Inflection point from Rubisco- to RuBP-limited processes is an important
control of the absolute photosynthetic response to eCO2
(Rogers et al., 2016). However, the relative photosynthetic responses for
different ecosystems will converge to a small range because the normalized
photosynthetic response to eCO2 only depends on estimates
of intercellular CO2 concentration (Ci), Michaelis–Menten
constants (Kc, Ko) and CO2 compensation point (Γ∗), and the relative photosynthetic responses are similar for
either Rubisco- or RuBP-limited photosynthesis (Luo et al., 1996; Luo and
Mooney, 1996). Soil moisture availability is another key constraint on
photosynthetic response. Water stress on plants is generally alleviated under
eCO2 due to reduced stomatal conductance (Leuzinger and
Körner, 2007; Fatichi et al., 2016). Different models simulate diverse
levels of water stress on productivity (De Kauwe et al., 2017). Water stress
is simulated in many models to regulate stomatal conductance (Rogers et al.,
2016; Wu et al., 2018). For example, the CABLE model represents water stress
by an empirical relationship based on soil texture and limits the slope of
the coupled relationship between photosynthesis rate and stomatal conductance
as Eq. (S11). The influence of water stress is reflected by Ci.

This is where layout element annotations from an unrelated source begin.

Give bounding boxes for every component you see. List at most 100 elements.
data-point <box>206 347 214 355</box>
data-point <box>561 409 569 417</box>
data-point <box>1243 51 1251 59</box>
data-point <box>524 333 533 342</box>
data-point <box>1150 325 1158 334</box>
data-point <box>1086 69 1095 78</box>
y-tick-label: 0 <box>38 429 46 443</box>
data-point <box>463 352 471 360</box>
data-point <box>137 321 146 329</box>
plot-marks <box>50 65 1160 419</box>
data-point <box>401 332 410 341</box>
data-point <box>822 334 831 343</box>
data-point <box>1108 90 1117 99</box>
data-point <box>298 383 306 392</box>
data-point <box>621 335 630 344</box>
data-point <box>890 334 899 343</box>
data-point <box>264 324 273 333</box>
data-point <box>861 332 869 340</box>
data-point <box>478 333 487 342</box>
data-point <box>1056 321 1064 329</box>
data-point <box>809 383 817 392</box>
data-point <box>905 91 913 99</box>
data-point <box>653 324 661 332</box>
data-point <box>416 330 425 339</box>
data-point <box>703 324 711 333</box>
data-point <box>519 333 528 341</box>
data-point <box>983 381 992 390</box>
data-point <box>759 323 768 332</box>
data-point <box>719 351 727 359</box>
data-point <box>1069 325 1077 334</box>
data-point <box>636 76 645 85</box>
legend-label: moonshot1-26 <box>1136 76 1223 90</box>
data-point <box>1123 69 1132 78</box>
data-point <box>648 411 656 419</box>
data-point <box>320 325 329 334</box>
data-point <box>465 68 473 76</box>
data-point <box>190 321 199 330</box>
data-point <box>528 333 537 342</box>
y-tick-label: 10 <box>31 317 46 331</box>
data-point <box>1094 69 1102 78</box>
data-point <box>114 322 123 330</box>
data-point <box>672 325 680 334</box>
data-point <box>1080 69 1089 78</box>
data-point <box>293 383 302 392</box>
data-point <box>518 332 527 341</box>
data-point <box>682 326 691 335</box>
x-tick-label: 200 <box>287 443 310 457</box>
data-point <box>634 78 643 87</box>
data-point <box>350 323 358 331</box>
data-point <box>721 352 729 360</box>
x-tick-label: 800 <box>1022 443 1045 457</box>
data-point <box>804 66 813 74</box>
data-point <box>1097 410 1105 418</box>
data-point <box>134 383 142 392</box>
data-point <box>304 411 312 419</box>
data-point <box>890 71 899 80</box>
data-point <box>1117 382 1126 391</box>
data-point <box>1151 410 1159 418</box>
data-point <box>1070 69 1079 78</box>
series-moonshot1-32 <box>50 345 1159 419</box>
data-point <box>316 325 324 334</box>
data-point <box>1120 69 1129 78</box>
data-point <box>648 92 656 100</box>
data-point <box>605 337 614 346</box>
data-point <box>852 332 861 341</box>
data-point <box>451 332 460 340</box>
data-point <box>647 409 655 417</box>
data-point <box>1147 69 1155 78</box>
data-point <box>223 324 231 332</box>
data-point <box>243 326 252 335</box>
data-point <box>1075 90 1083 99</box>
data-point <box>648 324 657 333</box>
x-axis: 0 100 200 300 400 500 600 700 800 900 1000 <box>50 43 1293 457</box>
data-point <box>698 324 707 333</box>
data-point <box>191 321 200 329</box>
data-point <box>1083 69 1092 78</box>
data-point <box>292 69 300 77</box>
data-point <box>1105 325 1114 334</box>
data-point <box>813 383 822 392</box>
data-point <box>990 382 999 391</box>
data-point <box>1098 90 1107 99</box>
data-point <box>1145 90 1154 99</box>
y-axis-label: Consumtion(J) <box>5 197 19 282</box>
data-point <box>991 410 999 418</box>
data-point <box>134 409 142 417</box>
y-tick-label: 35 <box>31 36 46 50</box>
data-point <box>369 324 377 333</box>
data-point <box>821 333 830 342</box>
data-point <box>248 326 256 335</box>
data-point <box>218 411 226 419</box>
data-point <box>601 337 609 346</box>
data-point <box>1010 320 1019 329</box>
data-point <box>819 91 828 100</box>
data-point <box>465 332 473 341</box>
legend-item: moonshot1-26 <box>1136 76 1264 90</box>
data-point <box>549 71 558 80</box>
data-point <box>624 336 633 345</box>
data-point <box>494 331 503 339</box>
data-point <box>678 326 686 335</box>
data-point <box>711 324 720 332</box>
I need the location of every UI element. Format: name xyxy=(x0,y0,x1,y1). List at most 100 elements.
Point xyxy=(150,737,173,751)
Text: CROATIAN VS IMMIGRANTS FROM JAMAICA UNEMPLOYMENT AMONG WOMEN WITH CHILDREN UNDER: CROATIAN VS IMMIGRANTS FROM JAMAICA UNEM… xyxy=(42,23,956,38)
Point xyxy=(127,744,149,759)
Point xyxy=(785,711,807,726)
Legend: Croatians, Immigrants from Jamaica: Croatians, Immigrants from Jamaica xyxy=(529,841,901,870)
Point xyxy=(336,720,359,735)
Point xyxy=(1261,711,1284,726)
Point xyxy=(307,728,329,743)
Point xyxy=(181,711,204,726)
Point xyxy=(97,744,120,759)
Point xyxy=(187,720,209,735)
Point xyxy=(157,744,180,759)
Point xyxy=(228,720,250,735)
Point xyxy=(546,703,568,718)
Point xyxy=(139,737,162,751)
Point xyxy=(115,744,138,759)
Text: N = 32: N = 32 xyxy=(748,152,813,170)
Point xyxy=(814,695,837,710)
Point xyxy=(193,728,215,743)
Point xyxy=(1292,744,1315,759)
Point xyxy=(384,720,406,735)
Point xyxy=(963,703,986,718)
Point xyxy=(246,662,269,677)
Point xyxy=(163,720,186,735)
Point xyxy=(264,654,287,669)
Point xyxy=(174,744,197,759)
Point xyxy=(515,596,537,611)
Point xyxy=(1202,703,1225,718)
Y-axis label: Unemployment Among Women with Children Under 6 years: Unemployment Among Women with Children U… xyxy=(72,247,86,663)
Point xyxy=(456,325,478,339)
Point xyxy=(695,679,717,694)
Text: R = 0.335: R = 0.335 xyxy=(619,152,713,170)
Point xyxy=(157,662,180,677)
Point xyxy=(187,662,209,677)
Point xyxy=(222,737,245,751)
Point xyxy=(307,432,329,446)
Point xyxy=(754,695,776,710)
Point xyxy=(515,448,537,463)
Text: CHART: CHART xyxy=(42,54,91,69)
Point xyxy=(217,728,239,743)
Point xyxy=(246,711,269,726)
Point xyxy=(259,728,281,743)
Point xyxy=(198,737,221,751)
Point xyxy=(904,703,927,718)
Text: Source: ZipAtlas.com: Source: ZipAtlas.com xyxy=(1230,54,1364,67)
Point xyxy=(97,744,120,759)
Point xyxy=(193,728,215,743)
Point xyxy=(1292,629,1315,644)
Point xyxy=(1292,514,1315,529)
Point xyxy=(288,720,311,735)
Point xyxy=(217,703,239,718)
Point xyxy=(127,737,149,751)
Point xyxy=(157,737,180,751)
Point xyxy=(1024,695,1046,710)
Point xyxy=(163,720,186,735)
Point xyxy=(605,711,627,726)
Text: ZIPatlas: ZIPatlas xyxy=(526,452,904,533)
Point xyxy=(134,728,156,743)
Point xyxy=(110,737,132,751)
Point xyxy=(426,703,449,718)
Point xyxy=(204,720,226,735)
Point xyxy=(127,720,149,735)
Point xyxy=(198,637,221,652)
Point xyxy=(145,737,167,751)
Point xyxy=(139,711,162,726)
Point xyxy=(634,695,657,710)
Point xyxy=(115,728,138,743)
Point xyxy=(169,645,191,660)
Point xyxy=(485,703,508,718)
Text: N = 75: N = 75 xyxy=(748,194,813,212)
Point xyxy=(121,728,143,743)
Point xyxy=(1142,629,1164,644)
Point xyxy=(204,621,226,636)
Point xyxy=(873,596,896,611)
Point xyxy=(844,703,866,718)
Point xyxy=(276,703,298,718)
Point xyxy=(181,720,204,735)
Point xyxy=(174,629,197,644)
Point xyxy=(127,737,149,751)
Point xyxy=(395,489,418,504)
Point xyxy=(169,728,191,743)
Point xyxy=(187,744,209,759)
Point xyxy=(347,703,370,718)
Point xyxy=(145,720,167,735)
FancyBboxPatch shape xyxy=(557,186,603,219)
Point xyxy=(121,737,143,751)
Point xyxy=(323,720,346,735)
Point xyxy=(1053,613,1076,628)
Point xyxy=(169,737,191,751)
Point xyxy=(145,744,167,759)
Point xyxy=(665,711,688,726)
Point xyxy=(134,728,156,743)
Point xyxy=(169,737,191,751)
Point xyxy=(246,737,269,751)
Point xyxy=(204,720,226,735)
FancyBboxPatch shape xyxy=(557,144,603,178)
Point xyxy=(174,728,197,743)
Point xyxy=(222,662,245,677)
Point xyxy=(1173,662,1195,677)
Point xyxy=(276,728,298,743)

Synthesis of many empirical study results and our results in this study all
show that the ratio of Ci to Ca is relatively constant,
probably due to homeostatic regulations through photosynthetic rate and
stomatal conductance (Pearcy and Ehleringer, 1984; Evans and Farquhar, 1991).
Wong et al. (1979) showed plant stomata could maintain a constant
Ci/Ca ratio across a wide range of environmental conditions,
including the water stress condition. Land-surface models might simulate
relatively constant Ci/Ca ratios under water stress as well
since photosynthesis and stomatal conductance are theoretically depicted
based on experimental results. Moreover, Luo and Mooney (1996) found that
changing the Ci/Ca ratio from 0.6 to 0.8 caused a variation of
less than 0.08 in the sensitivity of leaf photosynthesis to a unit of
increase in Ca. Kc and Ko are variable among species,
but only slightly affect leaf-level response (Luo and Mooney, 1996).
Different leaf temperature will exert a limited influence on the variability
of leaf-level β, as we discussed above. Therefore, leaf-level β
values for different C3 PFTs are more likely to converge in other
land-surface models.
A recent study used 16 crop models to simulate rice yield at two FACE sites
(Hasegawa et al., 2017). These models have diverse representations of primary
productivity. Their results showed that the variation of yield response
across models was not much associated with model structure or magnitude of
primary photosynthetic response to eCO2, but was
significantly related to the estimations of leaf area. This is consistent
with our conclusion and highlights the great need to improve prognostic LAI
modeling. Other land-surface modeling groups may benefit from a similar
analysis to identify major causes of variability of β across the
hierarchical levels from biochemistry to land carbon storage. Candidate
causes that can make substantial contributions to the variability include
changes in leaf area index, changes in carbon use efficiency and changes in
land carbon residence times. If modeling groups can add leaf-level
diagnostics in the next inter-model comparison project, it will greatly help
disentangle the uncertainty of concentration–carbon feedback.